Y muchos de ellos consultan a los nuevos misioneros esperando que por sus bocas salgan los consejos y premoniciones del otrora ‘‘sabio’’.
De un tiempo a esta parte, la rudimentaria manera de servir a la sociedad a partir de las consultas espirituales ha variado. Sin embargo, todas mantienen como principal atributo el desinterés. Ningún orador sanjuanero fija determinada tarifa. Los ‘‘pacientes’’ entregan el dinero que puedan o tengan y nunca como pago, sino como forma de preservar la pureza de la acción benefactora al estilo de Dios: sin pedir nada a cambio. Ahora, la modernidad no ha incluido lujos especiales. Estos mensajeros no se ganan la vida por dictar profecías. Mal visten, mal comen y mal viven, al igual que la mayoría de sus consultados. Tienen ingresos fijos gracias a los oficios que ejercen: obreros agrícolas, empleados o mensajeros.
Sus métodos son muchos, variados y autodidactas: desde la interpretación de los mensajes de la mente hasta la lectura de cartas, la taza con un sorbo de café en el fondo, o la simple confesión. Nunca se han involucrado en ritos de sangre o en sacrificios de animales, ni han aconsejado a nadie resolver sus problemas de salud o emocionales a partir de la violencia. El intercambio verbal es la principal fuente de información. Pero también descubren datos de interés en el brillo de los ojos o en la cadencia del cuerpo en el instante de la confesión.

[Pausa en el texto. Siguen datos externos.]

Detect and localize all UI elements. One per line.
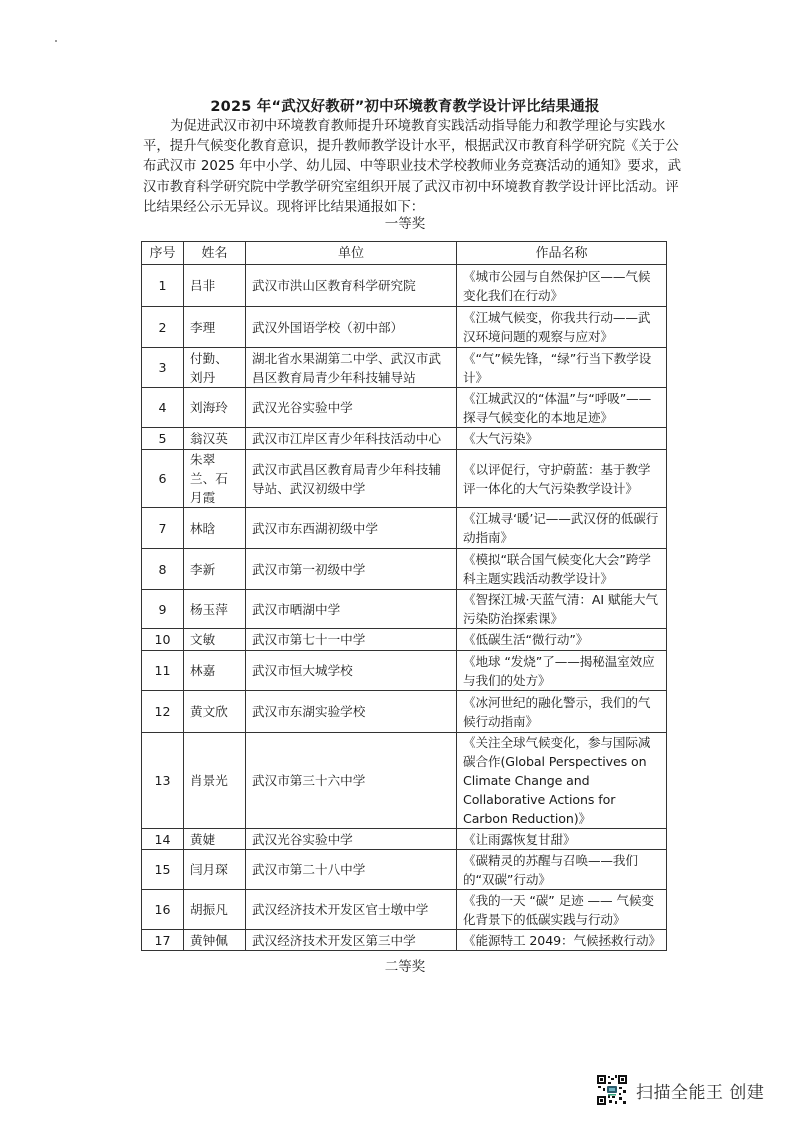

Los castigos por ‘‘pecar’’, no trascienden por sus excesos. Por el contrario, el rezo espiritual es la fuente de ‘‘pagar’’ la deuda ante Dios, así como una buena conducta, y la promesa de repartir amor y paz a su paso por la vida. Además, los misioneros de San Juan tienen otra distinción que los proyecta como paradigmas: ninguno invoca promesas contrarias a la moral, a las buenas costumbres y a la integridad física contra sus semejantes.